IMO corruption has far more to do with standard of living and enforcement of laws than anything else.
silentchinese says
The problem with Ho Pin and people like him is that they have incrediblly short memory.
or rather, memory replaced with counter factual ideological utterances.
They should remember how Hongkong, Under unquestionablly Authoritarian Rule of a whitehull appointed British Viceroy. ruled a ethnically chinese majority population had one of the cleanest and most effective city government amongst the contemporary “chinese states”.
therefore, Their arguments are all counter factual.
But, I guess if one’s ideology is End-of-History, and the factual history that one actually lived through does not support that ideology, then the factual history must be false.

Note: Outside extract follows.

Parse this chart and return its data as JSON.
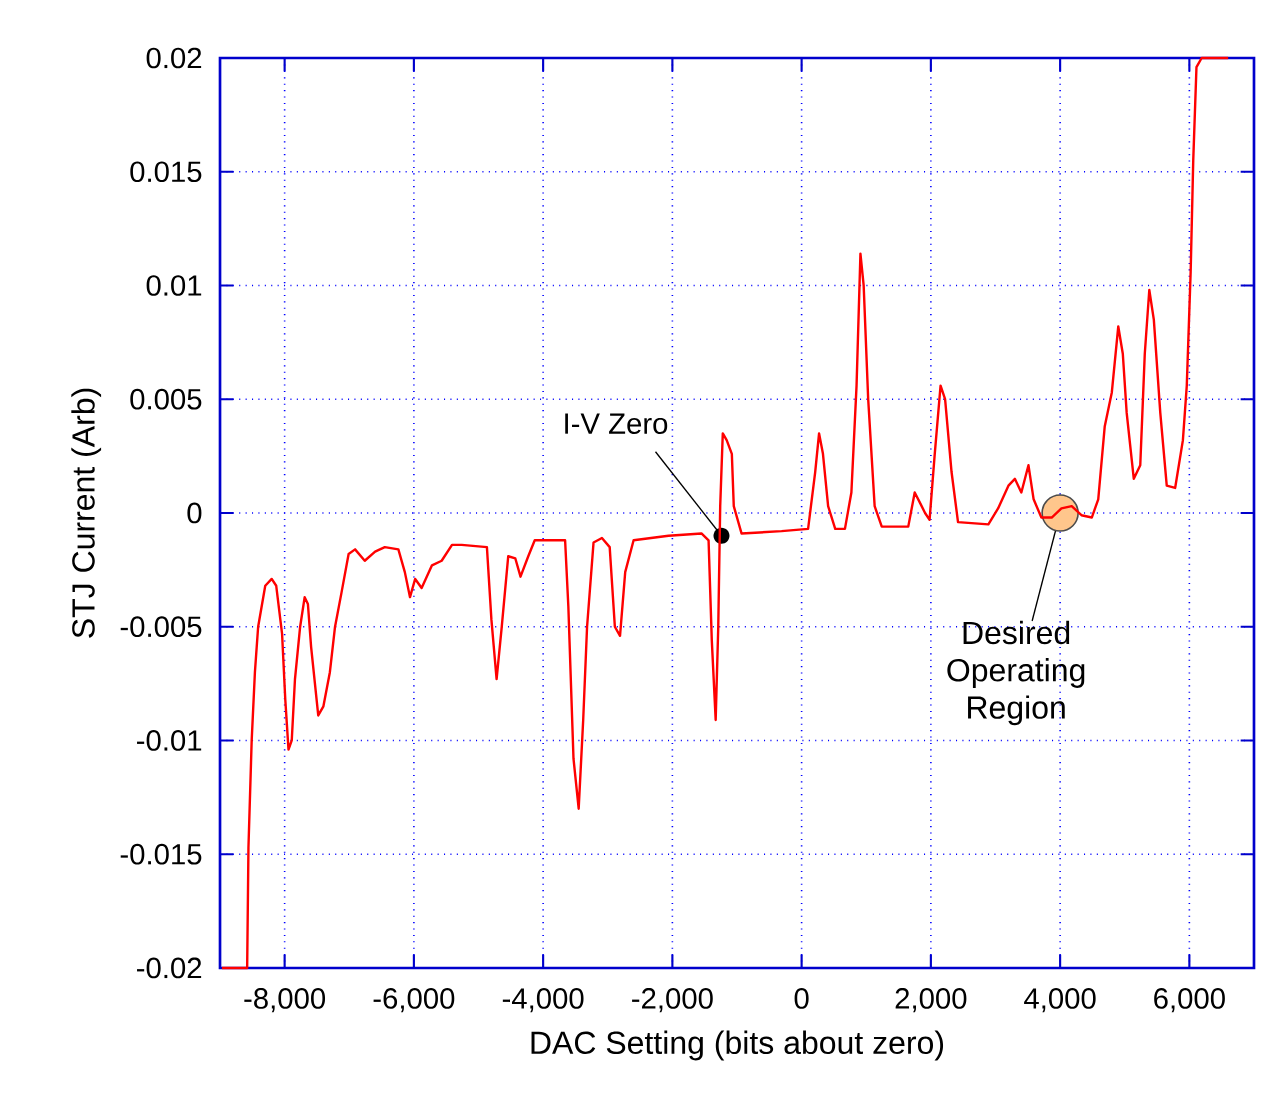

This is the problem with the prevailing ideological wind of the day, the reality must warp to conform to ideology.
I really don’t know how people could do this though, Must involve copious amounts of mind-altering psychodelic drugs were involved in warping one’s reality.
Milo says
Had the same reaction when I read Ho’s piece. Just garbage. The amazing thing is that this sloppy hacky job gets space in the Sunday NYT. Nice analysis. I’ll keep reading.
Charles Liu says
“legitimacy accorded democratically elected officials”
Wait, isn’t the president of PRC elected by the NPC? Aren’t the NPC deligates elected by provincial People’s Congress? Aren’t provincial delegates elected by local congress? With local congress being directly elected, isn’t this in fact a form of indirect election?
Direct election by 1.4 billion people would be a huge logistics undertaking. Countries many times smaller than China relies on indirect election, yet. For example the prime minister of UK is not elected, but appointed by the queen from the ruling party in Parliment.
In US presidential election also go through a series of consensus-building steps before our two-party oligopoly presents a “princeling/heir appurtenant” each, for citizens to choose from, in a dog-and-pony-show general election that doesn’t really count, and rules in the Electoral College that is designed to induce landslide wins.